If anybody else is racing right now, you can’t tell it.
We’ve seen these cycles come and go for a couple of years now, which would lead you to believe that the Rick Hendrick-Chevrolet cycle is still out there somewhere, but nothing we’ve seen lately would suggest it’s going to be anytime soon.
Jimmie Johnson, for those keeping score at home, has never won at Chicago.
You’d think Kevin Harvick and the SHR boys might have a shot at this race, but Harvick, who won the first two races at Chicago, hasn’t won since. He also hasn’t won a race this year.
JGR, with its powerful threesome of Martin Tuex, Kyle Busch and Denny Hamlin, has almost lapped the field, and if not for the Penske Fords, this season would be all but over.
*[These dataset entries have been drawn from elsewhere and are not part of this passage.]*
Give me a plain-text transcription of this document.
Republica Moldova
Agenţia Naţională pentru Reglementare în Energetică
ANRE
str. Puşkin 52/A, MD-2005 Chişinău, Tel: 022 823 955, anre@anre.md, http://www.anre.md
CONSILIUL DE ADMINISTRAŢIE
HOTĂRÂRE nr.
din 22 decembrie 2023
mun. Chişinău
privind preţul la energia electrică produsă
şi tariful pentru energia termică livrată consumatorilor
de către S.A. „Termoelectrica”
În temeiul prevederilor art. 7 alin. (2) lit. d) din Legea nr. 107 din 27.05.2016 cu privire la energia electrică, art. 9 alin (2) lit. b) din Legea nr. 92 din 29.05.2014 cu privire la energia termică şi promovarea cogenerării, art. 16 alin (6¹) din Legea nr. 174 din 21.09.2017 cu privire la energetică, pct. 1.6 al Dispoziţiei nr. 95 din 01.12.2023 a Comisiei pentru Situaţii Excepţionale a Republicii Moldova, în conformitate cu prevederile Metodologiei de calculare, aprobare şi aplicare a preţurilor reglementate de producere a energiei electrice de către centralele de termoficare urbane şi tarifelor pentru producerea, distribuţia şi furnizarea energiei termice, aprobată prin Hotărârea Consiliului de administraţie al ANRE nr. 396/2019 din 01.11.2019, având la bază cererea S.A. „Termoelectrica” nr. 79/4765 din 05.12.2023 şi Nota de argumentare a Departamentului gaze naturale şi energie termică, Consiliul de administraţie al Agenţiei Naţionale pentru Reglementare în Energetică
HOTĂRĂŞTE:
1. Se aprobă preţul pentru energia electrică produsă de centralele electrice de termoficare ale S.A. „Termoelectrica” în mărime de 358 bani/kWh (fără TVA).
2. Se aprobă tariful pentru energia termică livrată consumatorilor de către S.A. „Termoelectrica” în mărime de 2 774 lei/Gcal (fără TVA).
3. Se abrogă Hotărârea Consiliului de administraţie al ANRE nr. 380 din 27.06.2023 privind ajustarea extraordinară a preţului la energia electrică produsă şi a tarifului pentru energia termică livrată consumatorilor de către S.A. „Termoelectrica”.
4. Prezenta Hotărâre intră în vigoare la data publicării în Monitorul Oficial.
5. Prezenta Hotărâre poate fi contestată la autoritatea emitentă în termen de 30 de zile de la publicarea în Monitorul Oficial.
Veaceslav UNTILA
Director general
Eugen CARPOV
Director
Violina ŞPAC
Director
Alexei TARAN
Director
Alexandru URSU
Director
Toyota has figured something out, and no one else can match it. Having won seven of the last 10 races, and 10 of 16 overall, Gibbs and Toyota are on an historic run. And having won the last four races at Chicago, there’s no reason to think anything is going to change this week.
So what in the world has happened? And why hasn’t NASCAR stepped in to do something about it?
That’s the way it used to work. A certain team or manufacturer would get on a roll, and all of a sudden a new rule would come out or some secret adjustment would be made or Ford or Chevy would all of a sudden show up at a track faster than ever, and the streak would be over.
They used to whisper about it, back in the day of Bill France Jr. They referred to it as “the call.”
Some team, usually that of a superstar owner or driver, would get “the call,” and suddenly dominate the field, much to the dismay (and rolling eyes) of the rest of the tour. Without naming names, it was sometimes obvious who would get “the call.”
But that’s the thing about NASCAR. It’s one thing to let an illegal car slip through inspection, but you still then have to go out and race it for 300 or 400 laps at high RPMs surrounded by 40 other cars, and expect every single car part and pit stop to work perfectly all day long,
Fixing a NASCAR race is harder than fixing any game in any sport.
So somewhere along the way, NASCAR stopped doing it. Or so the legend goes. Now, it’s almost impossible to get a car through inspection with even the slightest deviation from templates and computers and extremely qualified and suspicious inspectors.
Yes, its taken some of the fun out of the sport. And it’s allowed for teams to find an edge and keep that edge for longer periods of time.
Toyota has it now, and it’s not going away.
And NASCAR’s not going to do a thing about it.